Hopefully this means a more straightforward solution.
Weird that the MCK rate is so neglected in Ali/ebay descriptions. Like it's some sort of solution you are expected to DREAM UP
https://www.ebay.com/itm/274101835307
Made by XING Digital ???
It's eBay product description does note: ". The MCLK output frequency can be individually configured for any format. From 64Fs to 512FS, from 2.8224MHZ to 49.152MHz, let the DAC chip exert excellent performance."
Hopefully this means a more straightforward solution.
Weird that the MCK rate is so neglected in Ali/ebay descriptions. Like it's some sort of solution you are expected to DREAM UP
If CPU on this board does not have Security Key burned in it's OTP area, and also JTAG is not switched off there....
Modern too - any XMOS will do this, also 512 or 1024 - it is just one "#define" in a source code.
But one can understand that bclk frequency is <= mclk frequency, so with 256fs and 64bit/sample, the maximum sample rate will be 192kHz.

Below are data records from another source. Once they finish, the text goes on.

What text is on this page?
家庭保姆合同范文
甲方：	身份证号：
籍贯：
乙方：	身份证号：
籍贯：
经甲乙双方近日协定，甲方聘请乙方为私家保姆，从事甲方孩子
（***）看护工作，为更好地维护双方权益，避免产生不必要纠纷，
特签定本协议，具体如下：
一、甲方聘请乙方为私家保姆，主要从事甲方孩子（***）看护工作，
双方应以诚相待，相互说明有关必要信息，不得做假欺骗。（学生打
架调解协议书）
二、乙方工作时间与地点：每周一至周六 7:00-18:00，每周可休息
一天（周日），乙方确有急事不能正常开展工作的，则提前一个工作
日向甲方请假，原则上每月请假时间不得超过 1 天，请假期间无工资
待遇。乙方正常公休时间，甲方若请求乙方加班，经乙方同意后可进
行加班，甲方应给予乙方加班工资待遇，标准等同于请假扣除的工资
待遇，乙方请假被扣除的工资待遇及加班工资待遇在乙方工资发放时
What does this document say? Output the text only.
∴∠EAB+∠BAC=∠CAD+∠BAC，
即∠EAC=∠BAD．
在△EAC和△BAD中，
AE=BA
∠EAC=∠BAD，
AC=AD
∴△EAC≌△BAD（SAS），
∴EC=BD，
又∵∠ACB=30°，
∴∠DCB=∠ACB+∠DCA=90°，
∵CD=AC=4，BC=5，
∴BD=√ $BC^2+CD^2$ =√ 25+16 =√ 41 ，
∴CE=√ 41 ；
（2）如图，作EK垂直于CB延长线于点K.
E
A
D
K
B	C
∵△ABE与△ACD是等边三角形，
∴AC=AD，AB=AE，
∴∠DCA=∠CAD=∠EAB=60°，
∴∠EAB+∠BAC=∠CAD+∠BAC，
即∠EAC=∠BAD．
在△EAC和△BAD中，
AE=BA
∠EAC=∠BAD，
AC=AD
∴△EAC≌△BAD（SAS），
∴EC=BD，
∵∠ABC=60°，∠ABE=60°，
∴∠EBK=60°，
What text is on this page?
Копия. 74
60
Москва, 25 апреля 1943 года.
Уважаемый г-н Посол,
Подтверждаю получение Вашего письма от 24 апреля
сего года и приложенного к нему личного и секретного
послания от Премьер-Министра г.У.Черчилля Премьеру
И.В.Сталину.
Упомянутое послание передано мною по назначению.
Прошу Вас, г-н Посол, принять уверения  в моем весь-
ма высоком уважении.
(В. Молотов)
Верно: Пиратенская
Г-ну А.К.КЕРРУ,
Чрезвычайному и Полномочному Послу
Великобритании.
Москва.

Maybe I did not clearly understand the problem, but is DAC required 256fs and XMOS 512fs, why not to put one sot32 chip (SN47LVC80, for example), to divide the clock frequency from 512 to 256 and close the issue? Instead of dealing with XMOS programming....
What does it mean "out of the box"?
If you mean new chip, it do nothing, it's OTP is clear, just primary bootloader inside.
And the program (firmware) should be placed at external EEPROM. And if it encrypted, security key must be set at OTP.
I use L1 even now, and set MCLK frequency whatever I want - usually 512, but at some devices - 1024 (256 was never needed).